J Perinatol. 1997 Jan-Feb;17(1):15-7.

Decreased reverse T3 levels in neonates with central hypothyroidism.

Faase EM1, Meacham LR, Novack CM, Brakin MI, Mosier HD, Culler FL.

Author information

1 Department of Pediatrics, Emory University School of Medicine, Atlanta, USA.


Concern arises when a sick infant is found to have a low serum T4, normal thyroid hormone binding, and a nonelevated thyroid-stimulating hormone. Hypothyroxinemia in this situation can result from either euthyroid sick syndrome or central hypothyroidism.

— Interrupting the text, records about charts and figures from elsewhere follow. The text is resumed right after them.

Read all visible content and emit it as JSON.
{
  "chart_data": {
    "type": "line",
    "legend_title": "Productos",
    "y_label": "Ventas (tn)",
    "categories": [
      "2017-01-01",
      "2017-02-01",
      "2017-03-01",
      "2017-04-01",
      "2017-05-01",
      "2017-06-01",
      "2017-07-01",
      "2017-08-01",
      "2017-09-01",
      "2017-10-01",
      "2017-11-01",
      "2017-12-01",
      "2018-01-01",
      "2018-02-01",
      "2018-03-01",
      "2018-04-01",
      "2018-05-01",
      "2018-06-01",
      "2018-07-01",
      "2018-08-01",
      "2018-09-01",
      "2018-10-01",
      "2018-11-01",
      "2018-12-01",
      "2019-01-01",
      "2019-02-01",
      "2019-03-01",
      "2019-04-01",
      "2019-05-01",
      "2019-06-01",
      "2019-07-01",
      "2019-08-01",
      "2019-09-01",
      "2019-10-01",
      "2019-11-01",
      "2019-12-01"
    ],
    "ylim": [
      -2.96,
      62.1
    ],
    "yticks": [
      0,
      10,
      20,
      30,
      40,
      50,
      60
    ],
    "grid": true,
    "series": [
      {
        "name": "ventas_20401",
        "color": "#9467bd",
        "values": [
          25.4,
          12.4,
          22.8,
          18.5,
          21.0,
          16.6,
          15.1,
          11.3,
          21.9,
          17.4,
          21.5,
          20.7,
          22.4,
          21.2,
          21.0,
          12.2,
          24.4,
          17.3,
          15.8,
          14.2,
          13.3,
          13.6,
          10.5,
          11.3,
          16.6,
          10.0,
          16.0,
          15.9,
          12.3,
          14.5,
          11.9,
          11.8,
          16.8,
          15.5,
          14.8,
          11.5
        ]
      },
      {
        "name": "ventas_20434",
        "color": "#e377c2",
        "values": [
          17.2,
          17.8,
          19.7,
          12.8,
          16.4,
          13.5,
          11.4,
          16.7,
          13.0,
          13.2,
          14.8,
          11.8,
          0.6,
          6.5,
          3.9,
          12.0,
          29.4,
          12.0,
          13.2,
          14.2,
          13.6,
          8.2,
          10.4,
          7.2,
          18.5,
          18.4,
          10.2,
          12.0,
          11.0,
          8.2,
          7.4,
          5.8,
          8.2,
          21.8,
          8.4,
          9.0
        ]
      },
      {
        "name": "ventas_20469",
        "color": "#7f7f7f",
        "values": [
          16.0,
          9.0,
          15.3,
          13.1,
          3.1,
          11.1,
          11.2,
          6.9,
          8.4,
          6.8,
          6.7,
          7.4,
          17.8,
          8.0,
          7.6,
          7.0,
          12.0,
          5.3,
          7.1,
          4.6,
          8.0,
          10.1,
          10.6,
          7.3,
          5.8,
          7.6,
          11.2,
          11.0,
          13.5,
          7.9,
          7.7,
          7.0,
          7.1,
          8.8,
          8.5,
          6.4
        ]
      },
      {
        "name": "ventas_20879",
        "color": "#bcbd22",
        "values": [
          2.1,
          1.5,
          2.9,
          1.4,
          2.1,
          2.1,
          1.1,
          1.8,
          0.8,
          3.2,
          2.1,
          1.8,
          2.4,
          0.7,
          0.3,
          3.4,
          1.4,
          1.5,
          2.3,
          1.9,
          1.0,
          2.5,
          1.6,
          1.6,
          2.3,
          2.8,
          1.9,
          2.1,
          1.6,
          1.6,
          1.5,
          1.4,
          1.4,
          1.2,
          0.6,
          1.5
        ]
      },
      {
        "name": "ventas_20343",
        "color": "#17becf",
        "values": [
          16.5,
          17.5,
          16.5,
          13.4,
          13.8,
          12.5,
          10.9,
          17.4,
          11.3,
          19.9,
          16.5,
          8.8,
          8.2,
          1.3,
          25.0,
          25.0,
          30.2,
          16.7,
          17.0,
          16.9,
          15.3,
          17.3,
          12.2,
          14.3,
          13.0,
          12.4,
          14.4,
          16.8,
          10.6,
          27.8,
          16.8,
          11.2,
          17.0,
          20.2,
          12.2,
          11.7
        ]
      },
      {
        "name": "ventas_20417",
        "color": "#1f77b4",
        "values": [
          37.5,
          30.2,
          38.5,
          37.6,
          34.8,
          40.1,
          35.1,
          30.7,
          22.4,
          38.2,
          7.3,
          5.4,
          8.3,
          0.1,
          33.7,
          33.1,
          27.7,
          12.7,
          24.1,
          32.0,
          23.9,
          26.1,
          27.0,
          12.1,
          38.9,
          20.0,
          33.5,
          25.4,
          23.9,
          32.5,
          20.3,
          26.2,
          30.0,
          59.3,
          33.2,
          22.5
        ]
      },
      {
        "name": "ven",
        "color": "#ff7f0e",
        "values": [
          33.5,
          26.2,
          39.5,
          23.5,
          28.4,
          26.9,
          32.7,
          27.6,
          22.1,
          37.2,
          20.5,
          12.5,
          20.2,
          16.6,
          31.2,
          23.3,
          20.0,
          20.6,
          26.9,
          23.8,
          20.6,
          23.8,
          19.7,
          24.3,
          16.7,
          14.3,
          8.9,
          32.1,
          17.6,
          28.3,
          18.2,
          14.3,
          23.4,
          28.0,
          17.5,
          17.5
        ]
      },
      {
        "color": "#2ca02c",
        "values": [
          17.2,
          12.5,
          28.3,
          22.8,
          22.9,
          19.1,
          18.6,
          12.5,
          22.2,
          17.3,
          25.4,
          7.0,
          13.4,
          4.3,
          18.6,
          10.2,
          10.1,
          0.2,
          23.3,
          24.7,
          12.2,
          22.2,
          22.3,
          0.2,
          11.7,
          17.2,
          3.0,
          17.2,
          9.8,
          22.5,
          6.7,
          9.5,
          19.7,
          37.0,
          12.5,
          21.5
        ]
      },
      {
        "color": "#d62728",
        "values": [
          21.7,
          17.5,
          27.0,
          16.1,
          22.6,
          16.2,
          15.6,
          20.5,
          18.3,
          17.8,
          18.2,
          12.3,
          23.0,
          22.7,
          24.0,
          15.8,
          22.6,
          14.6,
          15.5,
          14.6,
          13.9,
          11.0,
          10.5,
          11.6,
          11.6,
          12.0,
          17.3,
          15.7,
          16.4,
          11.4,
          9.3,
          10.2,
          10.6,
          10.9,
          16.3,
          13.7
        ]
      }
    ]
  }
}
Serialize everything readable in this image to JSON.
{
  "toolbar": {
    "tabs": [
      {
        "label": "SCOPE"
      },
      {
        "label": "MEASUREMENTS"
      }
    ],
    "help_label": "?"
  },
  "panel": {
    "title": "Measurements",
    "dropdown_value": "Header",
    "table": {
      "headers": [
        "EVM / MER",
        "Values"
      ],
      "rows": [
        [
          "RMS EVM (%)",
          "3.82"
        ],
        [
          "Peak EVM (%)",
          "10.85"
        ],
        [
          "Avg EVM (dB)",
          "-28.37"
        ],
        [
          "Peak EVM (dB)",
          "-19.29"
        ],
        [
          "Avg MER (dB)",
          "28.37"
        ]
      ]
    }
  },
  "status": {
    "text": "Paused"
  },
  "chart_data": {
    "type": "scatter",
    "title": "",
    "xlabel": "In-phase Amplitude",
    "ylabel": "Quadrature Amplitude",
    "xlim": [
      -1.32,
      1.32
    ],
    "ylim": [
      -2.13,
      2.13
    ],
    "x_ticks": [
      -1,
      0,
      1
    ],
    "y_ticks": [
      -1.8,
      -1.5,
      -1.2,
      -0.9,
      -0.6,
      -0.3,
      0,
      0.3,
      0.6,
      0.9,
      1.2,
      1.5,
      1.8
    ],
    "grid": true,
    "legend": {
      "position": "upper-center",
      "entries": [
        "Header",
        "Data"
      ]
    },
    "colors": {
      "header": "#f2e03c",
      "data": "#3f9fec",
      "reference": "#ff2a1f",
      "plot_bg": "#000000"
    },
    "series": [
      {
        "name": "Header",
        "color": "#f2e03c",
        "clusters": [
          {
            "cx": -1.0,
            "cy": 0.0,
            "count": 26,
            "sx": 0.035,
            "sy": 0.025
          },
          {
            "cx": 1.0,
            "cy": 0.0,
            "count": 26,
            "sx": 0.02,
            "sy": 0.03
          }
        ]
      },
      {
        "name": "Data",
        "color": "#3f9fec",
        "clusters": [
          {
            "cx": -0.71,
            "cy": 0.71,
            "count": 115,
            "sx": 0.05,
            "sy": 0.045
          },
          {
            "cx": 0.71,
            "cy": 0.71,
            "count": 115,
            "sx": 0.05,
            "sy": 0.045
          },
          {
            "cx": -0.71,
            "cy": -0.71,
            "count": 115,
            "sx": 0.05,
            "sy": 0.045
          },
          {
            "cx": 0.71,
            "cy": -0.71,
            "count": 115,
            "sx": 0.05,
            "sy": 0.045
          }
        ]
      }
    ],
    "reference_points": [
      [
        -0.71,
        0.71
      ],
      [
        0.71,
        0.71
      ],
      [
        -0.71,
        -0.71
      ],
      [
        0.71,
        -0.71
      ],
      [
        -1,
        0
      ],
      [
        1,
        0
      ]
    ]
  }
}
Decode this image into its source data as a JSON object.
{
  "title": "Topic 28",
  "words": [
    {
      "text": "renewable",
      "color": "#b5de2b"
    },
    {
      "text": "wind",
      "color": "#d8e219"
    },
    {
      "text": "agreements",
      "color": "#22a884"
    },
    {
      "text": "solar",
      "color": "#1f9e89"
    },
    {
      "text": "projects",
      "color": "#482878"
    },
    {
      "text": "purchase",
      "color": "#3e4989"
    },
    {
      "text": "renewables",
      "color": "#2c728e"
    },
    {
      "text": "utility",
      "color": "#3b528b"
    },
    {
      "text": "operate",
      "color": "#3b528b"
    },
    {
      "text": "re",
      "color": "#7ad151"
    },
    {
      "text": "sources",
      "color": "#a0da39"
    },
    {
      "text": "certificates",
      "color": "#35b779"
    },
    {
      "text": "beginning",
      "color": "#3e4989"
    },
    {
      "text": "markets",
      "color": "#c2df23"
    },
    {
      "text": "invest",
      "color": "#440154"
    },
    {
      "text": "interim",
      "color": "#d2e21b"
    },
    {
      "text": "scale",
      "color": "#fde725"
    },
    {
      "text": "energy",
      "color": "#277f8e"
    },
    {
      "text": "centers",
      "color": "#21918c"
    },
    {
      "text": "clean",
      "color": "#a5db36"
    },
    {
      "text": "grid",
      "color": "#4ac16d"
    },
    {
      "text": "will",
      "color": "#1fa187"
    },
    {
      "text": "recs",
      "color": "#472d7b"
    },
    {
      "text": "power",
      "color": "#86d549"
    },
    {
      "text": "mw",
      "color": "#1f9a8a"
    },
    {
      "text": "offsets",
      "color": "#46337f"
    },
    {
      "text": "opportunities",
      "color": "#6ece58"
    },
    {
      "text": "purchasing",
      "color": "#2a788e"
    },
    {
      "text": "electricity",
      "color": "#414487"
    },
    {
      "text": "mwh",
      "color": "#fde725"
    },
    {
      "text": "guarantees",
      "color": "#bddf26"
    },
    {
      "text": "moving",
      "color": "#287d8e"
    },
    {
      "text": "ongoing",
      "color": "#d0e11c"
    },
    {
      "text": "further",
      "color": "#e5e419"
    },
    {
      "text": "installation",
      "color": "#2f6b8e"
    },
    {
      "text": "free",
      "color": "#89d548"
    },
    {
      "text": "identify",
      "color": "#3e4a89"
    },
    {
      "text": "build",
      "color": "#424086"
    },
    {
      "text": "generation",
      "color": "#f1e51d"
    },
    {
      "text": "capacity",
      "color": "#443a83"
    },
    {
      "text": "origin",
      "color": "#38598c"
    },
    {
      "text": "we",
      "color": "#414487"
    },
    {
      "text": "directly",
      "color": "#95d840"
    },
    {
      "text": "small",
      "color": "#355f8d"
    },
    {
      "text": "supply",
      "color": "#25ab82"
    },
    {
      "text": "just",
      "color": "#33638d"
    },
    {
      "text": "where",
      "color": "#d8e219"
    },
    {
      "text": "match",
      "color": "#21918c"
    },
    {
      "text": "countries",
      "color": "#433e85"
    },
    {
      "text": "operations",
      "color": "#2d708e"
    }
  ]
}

To help distinguish between these diagnostic possibilities, we have measured reverse T3 and other thyroid function chemistries in six neonates who have central hypothyroidism in association with hypopituitarism. We found that these infants all had reverse T3 levels that were much lower than reported normal levels for premature and term neonates. This finding suggests that low reverse T3 levels can help to distinguish infants with central hypothyroidism from sick and well infants who tend to have relatively elevated reverse T3 levels.